US businesses expecting a fresh approach to international trade policy after four combative years under Donald Trump have a question for the Biden administration: what will become of his tariffs on China?
A lopsided trade balance with China, the biggest source of imports to the US, became a fixture of Donald Trump’s trade policy. He imposed tariffs on billions of dollars of Chinese goods including clothes, footwear and food, disappointing business groups that otherwise endorsed his lower taxes and lighter regulation.
Under Joe Biden most of the tariffs remain, however, and some American business groups are getting anxious.
“We’re five months into this new administration and we don’t have a clear sense of what the China trade policy is yet,” said Jon Gold, vice-president at the National Retail Federation. “This is having a big impact on companies, many of whom are struggling to survive through Covid and have the extra burden of the tariffs.”
While Biden has worked with allies to counter China, his overall policy towards Beijing is closer to Trump’s approach than experts had expected. In the meantime, the cost of US tariffs for companies buying from China has increased. A mechanism that allowed businesses to apply for exclusions to the so-called Section 301 tariffs on Chinese imports expired late last year and has not yet been reinstated.
More than 3,500 US companies including Coca-Cola, Disney and Ford, as well as smaller American manufacturers, filed lawsuits against the Trump administration over its tariffs on China, marking a record number of suits lodged at the US Court of International Trade, based in New York. Hearings are scheduled this year.
“The tariffs are deeply unpopular with American consumers and businesses who bear the cost,” said Doug Barry, spokesman for the US-China Business Council, a trade body. “Many tariffs remain in place with no indication of when or if they will be lifted.”
The Biden administration has so far deflected questions on the tariffs, saying that it is carrying out a “top to bottom review” of China trade policy.
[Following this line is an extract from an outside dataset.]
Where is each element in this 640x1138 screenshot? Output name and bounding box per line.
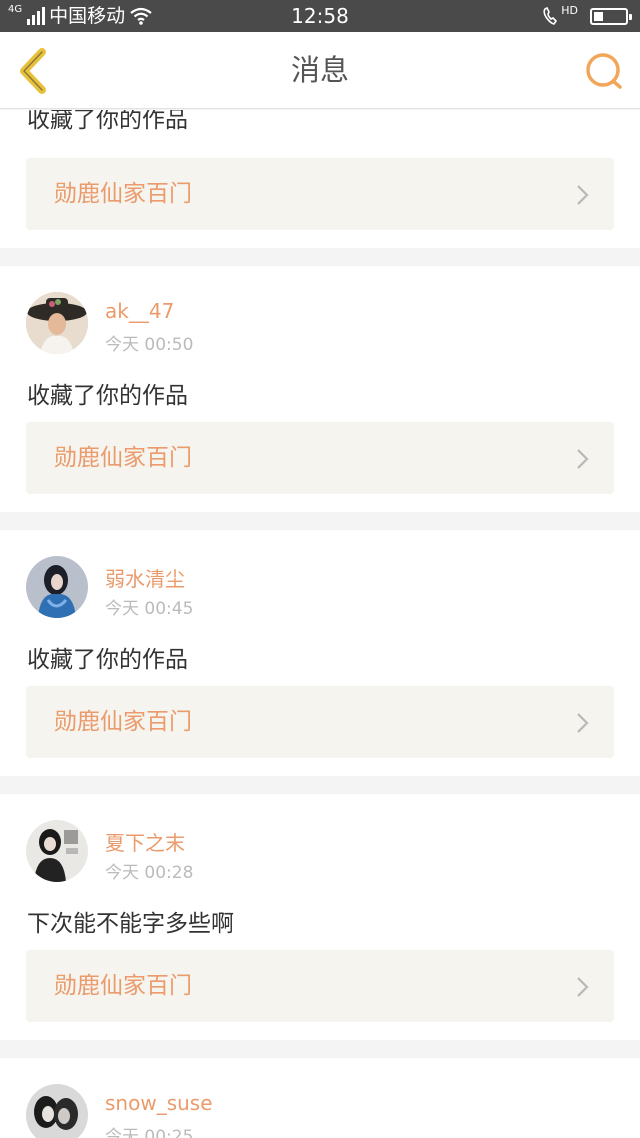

The White House has indicated that tackling forced labour, promoting workers’ rights and protecting the environment are among its top trade priorities.
Politically, rushing to remove the tariffs could prove risky ahead of the 2022 congressional midterm elections, when any sign of softness on China could weaken Democrats at the ballot box.
Pressure over China trade policy is falling on Katherine Tai, the US trade representative. The Biden administration’s top trade negotiator immediately started to make diplomatic calls to foreign counterparts when she joined the White House in March, but she did not speak to China until last week.
US lawmakers have repeatedly questioned Tai about the China tariffs, citing damage to their local industries. Senators have tried to resurrect the exclusion process and allow some Chinese imports to avoid punitive extra duties.
Some tariffs on Chinese imports were removed when Trump struck his “phase one” trade deal, in which Beijing committed to buy $200bn more goods and services from the US over the two years ending in 2021. The Biden administration has so far said little about how it views China’s adherence to the agreement and has not suggested whether it plans to start talks for a “phase two”.
“USTR has never publicly issued a verdict on China’s performance with any detail,” said Scott Kennedy, a China expert at the Center for Strategic and International Studies in Washington. “This is supposed to be regularly evaluated . . . We should have heard whether China still deserves the love.”
In statements, Tai has said her goal was to advance a “worker-centric trade policy”. The administration recently took action against a Chinese fishing fleet that it alleged was using forced labour on its vessels, blocking imports of tuna and swordfish from the company.
“Within the administration, they appear to be far more advanced in their discussions on human rights and labour rights than they are on the economic and commercial agenda,” said a former government official with ties to the US business community.
“There’s a growing feeling that these experienced folks aren’t sure what to do about China — that for all their frustrations with Trump, they didn’t arrive in office with a plan other than to spend a lot of money domestically to increase competitiveness and are now just trying to buy time with an endless number of internal reviews and studies,” the person said.